A MoneyGram advertisement in Shanghai. Photo: ImagineChina
A MoneyGram advertisement in Shanghai. Photo: ImagineChina

In mid-March, Kansas-based Euronet Worldwide outbid Ant Financial’s US$880 million deal to acquire US money transfer firm MoneyGram with a US$1 billion offer. It looked like a fatal blow to the Alibaba subsidiary’s chances in the deal, as US scrutiny of Chinese investments in the country has continued to intensify.

But Alibaba CEO Jack Ma is not giving up. The battle, however, will not be in decided in the boardroom, where Ma would find no trouble outbidding Euronet if necessary. The deal, rather, will likely be decided in Washington, where the US Committee on Foreign Investments (Cfius) has the ultimate authority to reject the deal.

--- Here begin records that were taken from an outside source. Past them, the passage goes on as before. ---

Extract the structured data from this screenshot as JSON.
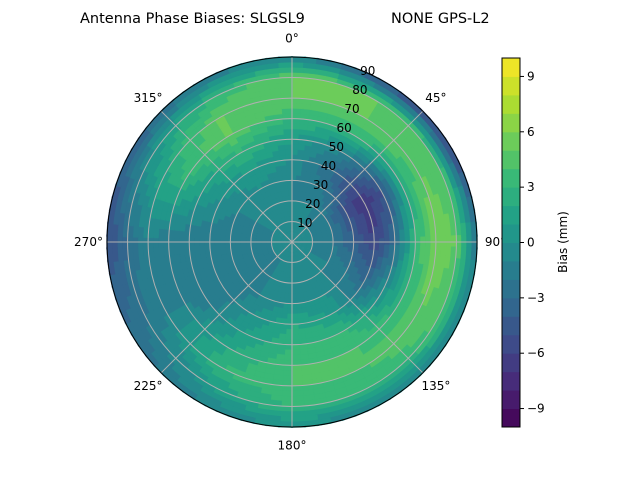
{
  "chart_data": {
    "type": "heatmap",
    "subtype": "polar-contour",
    "title_left": "Antenna Phase Biases: SLGSL9",
    "title_right": "NONE GPS-L2",
    "theta_direction": "clockwise",
    "theta_zero": "top",
    "theta_tick_labels": [
      "0°",
      "45°",
      "90°",
      "135°",
      "180°",
      "225°",
      "270°",
      "315°"
    ],
    "r_tick_labels": [
      "10",
      "20",
      "30",
      "40",
      "50",
      "60",
      "70",
      "80",
      "90"
    ],
    "rlim": [
      0,
      90
    ],
    "grid": true,
    "colormap": "viridis",
    "colorbar": {
      "label": "Bias (mm)",
      "range": [
        -10,
        10
      ],
      "levels": 20,
      "ticks": [
        "−9",
        "−6",
        "−3",
        "0",
        "3",
        "6",
        "9"
      ],
      "tick_values": [
        -9,
        -6,
        -3,
        0,
        3,
        6,
        9
      ]
    },
    "azimuths": [
      0,
      30,
      60,
      90,
      120,
      150,
      180,
      210,
      240,
      270,
      300,
      330
    ],
    "radii": [
      0,
      10,
      20,
      30,
      40,
      50,
      60,
      70,
      80,
      90
    ],
    "values": [
      [
        0,
        -1,
        -1,
        -1,
        0,
        1,
        3,
        5,
        5,
        -1
      ],
      [
        0,
        -1,
        -1,
        -2,
        -3,
        -1,
        3,
        5,
        5,
        -5
      ],
      [
        0,
        -1,
        -2,
        -5,
        -7,
        -5,
        2,
        5,
        4,
        -6
      ],
      [
        0,
        -1,
        -2,
        -4,
        -6,
        -3,
        3,
        6,
        5,
        -2
      ],
      [
        0,
        -1,
        -1,
        -2,
        -3,
        0,
        3,
        5,
        4,
        -1
      ],
      [
        0,
        -1,
        -1,
        0,
        1,
        3,
        4,
        4,
        3,
        -1
      ],
      [
        0,
        -1,
        -1,
        0,
        2,
        3,
        4,
        4,
        3,
        0
      ],
      [
        0,
        -1,
        -1,
        -1,
        0,
        1,
        2,
        3,
        1,
        -1
      ],
      [
        0,
        -1,
        -2,
        -2,
        -2,
        -2,
        -1,
        -1,
        -2,
        -3
      ],
      [
        0,
        -1,
        -2,
        -2,
        -2,
        -2,
        -2,
        -1,
        -3,
        -5
      ],
      [
        0,
        -1,
        -1,
        -1,
        0,
        1,
        3,
        2,
        0,
        -4
      ],
      [
        0,
        -1,
        -1,
        0,
        1,
        3,
        5,
        5,
        3,
        -2
      ]
    ]
  }
}
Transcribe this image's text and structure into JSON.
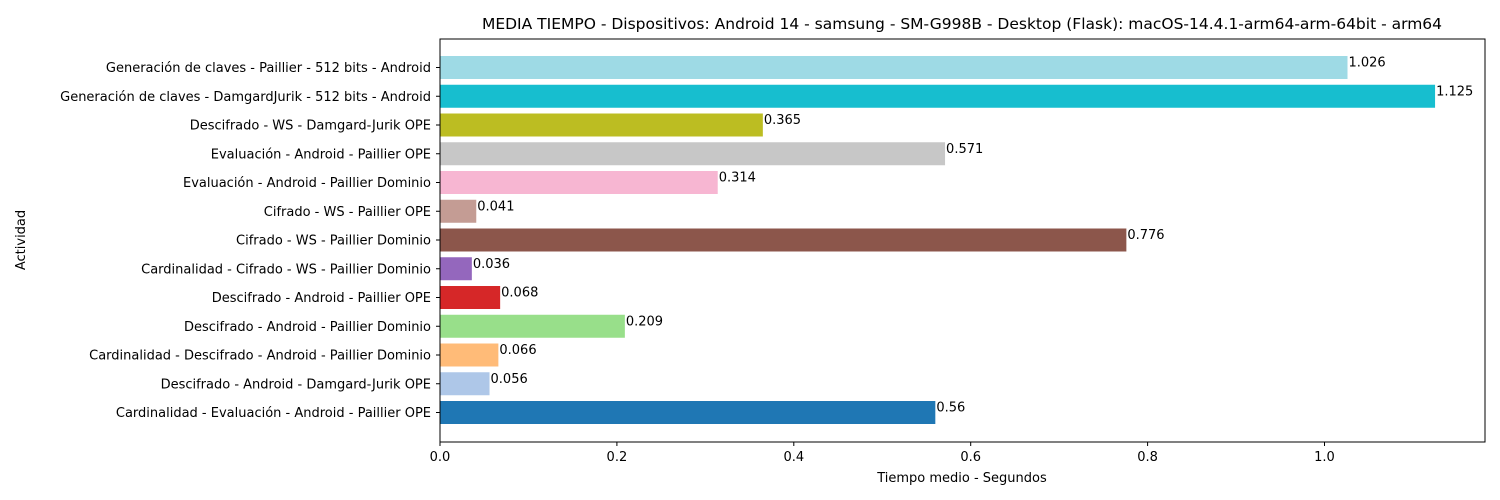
{
  "chart_data": {
    "type": "bar",
    "orientation": "horizontal",
    "title": "MEDIA TIEMPO - Dispositivos: Android 14 - samsung - SM-G998B - Desktop (Flask): macOS-14.4.1-arm64-arm-64bit - arm64",
    "xlabel": "Tiempo medio - Segundos",
    "ylabel": "Actividad",
    "xlim": [
      0,
      1.18
    ],
    "xticks": [
      "0.0",
      "0.2",
      "0.4",
      "0.6",
      "0.8",
      "1.0"
    ],
    "grid": false,
    "legend": "none",
    "categories": [
      "Generación de claves - Paillier - 512 bits - Android",
      "Generación de claves - DamgardJurik - 512 bits - Android",
      "Descifrado - WS - Damgard-Jurik OPE",
      "Evaluación - Android - Paillier OPE",
      "Evaluación - Android - Paillier Dominio",
      "Cifrado - WS - Paillier OPE",
      "Cifrado - WS - Paillier Dominio",
      "Cardinalidad - Cifrado - WS - Paillier Dominio",
      "Descifrado - Android - Paillier OPE",
      "Descifrado - Android - Paillier Dominio",
      "Cardinalidad - Descifrado - Android - Paillier Dominio",
      "Descifrado - Android - Damgard-Jurik OPE",
      "Cardinalidad - Evaluación - Android - Paillier OPE"
    ],
    "values": [
      1.026,
      1.125,
      0.365,
      0.571,
      0.314,
      0.041,
      0.776,
      0.036,
      0.068,
      0.209,
      0.066,
      0.056,
      0.56
    ],
    "value_labels": [
      "1.026",
      "1.125",
      "0.365",
      "0.571",
      "0.314",
      "0.041",
      "0.776",
      "0.036",
      "0.068",
      "0.209",
      "0.066",
      "0.056",
      "0.56"
    ],
    "colors": [
      "#9edae5",
      "#17becf",
      "#bcbd22",
      "#c7c7c7",
      "#f7b6d2",
      "#c49c94",
      "#8c564b",
      "#9467bd",
      "#d62728",
      "#98df8a",
      "#ffbb78",
      "#aec7e8",
      "#1f77b4"
    ]
  }
}
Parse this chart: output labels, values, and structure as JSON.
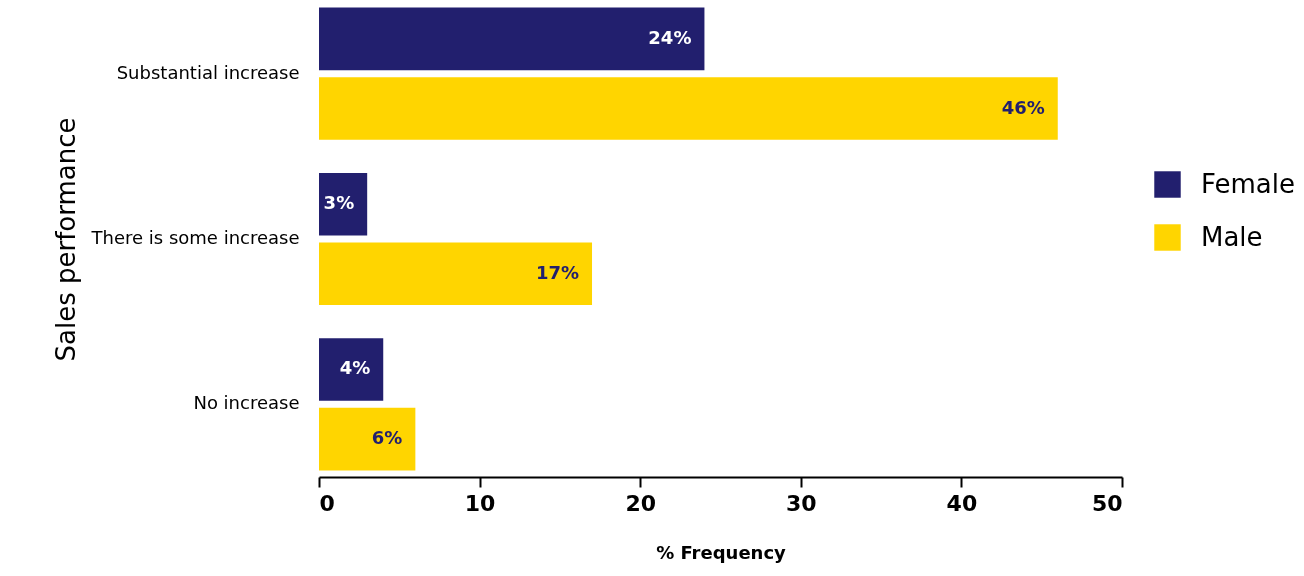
{
  "chart_data": {
    "type": "bar",
    "orientation": "horizontal",
    "xlabel": "% Frequency",
    "ylabel": "Sales performance",
    "categories": [
      "Substantial increase",
      "There is some increase",
      "No increase"
    ],
    "series": [
      {
        "name": "Female",
        "color": "#221f6e",
        "values": [
          24,
          3,
          4
        ],
        "value_labels": [
          "24%",
          "3%",
          "4%"
        ]
      },
      {
        "name": "Male",
        "color": "#ffd500",
        "values": [
          46,
          17,
          6
        ],
        "value_labels": [
          "46%",
          "17%",
          "6%"
        ]
      }
    ],
    "xlim": [
      0,
      50
    ],
    "xticks": [
      0,
      10,
      20,
      30,
      40,
      50
    ],
    "grid": false,
    "legend": "right"
  }
}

As the Wall Street Journal reports this week, Euronet hopes to fend off Ant-Financial by making a case to lawmakers and the Treasury department that Ant Financial’s acquisition of MoneyGram is a national security risk.

Lobbyists working on behalf of Ant Financial have been in Washington speaking to anti-China lawmakers since the announcement of the original deal, touting Ma’s meeting with President Trump, and Alibaba’s efforts to bring jobs to the US.

Unfortunately, Ma’s efforts are unlikely to convince US congressmen who are eager to strengthen Cfius’ authority to stem the tide of acquisitions in the US by Chinese firms with close ties to the government in Beijing.

Deep pockets will only go so far in the new era of US-China trade relations.